Last year Ubisoft Montreal received multiple false SWAT calls on their headquarters, leading to evacuations and fears of hostage situations. According to French publication La Presse, both Ubisoft and local police now suspect banned Rainbow Six Siege player Yanni Ouahioune. Ouahioune was banned for unrelated incidents of cheating. Ouahioune denied the swatting allegations and asked Ubisoft to reinstate his account.

This week Overwatch released an MMA themed skin for Chinese character Mei. The skin features Mei in cornrows, which irritated fans still waiting for a Black woman to be playable. Some have pointed out that it is common for MMA fighters to braid their hair for matches, and so the issue isn’t exactly the hairstyle itself, but that it highlights the lack of diversity already present in the Overwatch roster (and development team).

Medal of Honor developer Respawn Entertainment is now the first game development studio to win an Oscar. The win came for Colette, a short WWII documentary co-produced by Respawn and Oculus that follows one of the last surviving members of the French resistance as she revisits Germany. The film is available for free through The Guardian.
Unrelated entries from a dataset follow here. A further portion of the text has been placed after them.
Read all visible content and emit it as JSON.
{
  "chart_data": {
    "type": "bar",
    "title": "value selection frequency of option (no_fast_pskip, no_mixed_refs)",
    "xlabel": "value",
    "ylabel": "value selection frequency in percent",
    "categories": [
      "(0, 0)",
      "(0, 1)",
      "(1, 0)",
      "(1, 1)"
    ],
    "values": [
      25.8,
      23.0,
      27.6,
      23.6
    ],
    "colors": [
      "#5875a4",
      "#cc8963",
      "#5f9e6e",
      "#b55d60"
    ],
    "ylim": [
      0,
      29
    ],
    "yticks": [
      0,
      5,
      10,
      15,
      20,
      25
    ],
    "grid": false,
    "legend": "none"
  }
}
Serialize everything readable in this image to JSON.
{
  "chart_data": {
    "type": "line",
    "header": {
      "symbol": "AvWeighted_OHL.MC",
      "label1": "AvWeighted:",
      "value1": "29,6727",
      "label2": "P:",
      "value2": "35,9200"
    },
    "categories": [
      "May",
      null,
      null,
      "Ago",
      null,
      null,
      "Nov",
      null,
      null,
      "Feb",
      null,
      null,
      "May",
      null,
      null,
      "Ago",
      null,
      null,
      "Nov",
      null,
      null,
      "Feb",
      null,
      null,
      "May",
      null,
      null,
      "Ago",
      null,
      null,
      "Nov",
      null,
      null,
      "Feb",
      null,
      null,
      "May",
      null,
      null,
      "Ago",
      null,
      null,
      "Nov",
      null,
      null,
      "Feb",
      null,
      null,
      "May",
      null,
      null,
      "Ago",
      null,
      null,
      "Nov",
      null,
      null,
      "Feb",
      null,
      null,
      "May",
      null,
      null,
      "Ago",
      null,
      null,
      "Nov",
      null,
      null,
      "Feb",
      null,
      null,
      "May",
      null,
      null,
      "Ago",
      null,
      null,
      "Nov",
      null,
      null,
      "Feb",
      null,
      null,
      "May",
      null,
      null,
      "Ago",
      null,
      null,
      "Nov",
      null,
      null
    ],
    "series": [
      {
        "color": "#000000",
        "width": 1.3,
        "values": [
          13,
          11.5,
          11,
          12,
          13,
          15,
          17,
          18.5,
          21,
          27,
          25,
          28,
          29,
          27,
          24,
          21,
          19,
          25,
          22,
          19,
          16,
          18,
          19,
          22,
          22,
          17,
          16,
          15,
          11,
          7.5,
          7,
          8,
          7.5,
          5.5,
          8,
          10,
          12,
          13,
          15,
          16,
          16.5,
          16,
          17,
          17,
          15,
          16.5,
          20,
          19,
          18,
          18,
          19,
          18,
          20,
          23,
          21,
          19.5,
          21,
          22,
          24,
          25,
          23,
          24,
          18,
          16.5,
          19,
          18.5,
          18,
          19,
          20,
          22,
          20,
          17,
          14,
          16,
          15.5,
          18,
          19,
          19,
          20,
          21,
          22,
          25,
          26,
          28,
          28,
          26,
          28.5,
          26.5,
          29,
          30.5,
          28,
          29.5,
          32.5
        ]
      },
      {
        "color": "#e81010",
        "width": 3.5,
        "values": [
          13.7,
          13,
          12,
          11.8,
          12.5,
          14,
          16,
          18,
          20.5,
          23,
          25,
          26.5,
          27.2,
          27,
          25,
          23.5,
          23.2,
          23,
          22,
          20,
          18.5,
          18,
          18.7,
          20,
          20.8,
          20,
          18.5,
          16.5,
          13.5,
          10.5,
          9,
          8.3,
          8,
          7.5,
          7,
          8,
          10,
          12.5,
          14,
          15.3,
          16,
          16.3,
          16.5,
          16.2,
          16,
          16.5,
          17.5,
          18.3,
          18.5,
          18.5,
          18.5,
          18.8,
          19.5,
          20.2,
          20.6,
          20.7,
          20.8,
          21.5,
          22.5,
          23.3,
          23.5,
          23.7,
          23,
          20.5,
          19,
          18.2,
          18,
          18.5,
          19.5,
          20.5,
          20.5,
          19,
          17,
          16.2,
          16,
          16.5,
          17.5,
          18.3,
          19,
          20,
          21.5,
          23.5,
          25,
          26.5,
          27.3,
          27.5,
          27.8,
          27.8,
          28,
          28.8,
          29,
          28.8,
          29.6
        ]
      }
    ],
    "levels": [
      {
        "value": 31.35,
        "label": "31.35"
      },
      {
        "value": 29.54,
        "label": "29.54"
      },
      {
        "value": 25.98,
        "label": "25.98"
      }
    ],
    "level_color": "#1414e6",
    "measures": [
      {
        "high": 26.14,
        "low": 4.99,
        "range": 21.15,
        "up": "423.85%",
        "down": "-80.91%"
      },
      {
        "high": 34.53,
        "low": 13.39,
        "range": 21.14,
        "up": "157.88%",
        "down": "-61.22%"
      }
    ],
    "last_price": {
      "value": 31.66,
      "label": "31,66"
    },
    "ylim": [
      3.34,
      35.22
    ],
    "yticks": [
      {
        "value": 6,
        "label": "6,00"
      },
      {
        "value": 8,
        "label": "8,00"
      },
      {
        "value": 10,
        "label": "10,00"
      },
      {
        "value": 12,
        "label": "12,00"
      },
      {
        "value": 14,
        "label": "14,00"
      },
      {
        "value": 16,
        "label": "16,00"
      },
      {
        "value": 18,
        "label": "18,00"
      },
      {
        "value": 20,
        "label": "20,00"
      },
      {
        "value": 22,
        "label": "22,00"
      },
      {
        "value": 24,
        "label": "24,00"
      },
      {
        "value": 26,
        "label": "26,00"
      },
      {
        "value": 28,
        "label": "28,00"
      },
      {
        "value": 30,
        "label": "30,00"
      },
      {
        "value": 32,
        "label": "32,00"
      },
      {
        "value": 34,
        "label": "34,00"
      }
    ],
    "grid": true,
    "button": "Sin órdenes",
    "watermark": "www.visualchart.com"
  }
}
Final Fantasy XIV and Butterfinger are teaming up to release a new chocolate-themed mount within the MMORPG. Receiving one requires buying $5 worth of chocolate and uploading proof of purchase to the Game With Butterfinger site. Butterfinger is also putting together a charity stream for Extra Life, including a $50,000 match for donations.

Butterfinger isn’t the only company teaming up with a game. Rock Love Jewelry is joining with Pokemon to release a line of jewelry. So far this includes bracelets, necklaces, and earrings featuring Dragonair, Rowlett, and Mudkip respectively.

Super Mario Party just got online play, which has been weirdly absent since it was released in 2018.


Touken Ranbu, a popular Japanese gacha game known for its hot swordsmen, is officially available in English.

The Stadia store is getting a search bar, which does seem like something a digital storefront should have.

Crash Bandicoot 4 developers, Toys for Bob, are now working on Call of Duty, making it official that all of Activision’s internal studios are working on the CoD franchise.

Terry Crews is on Twitch, streaming Dangan Ronpa with his son.

Discord is coming to PlayStation, making it that much easier to connect with friends while gaming.

Riot is set to start recording all Valorant voice chats in a future update. The function is an attempt to curb toxicity in the player base by allowing for after-the-fact moderation. Players will only be able to opt out of recordings by choosing not to use voice chat altogether.

The last major games console magazine, Official PlayStation Magazine, is dropping its PlayStation licensing. This magazine will relaunch with the same staff as Play Magazine.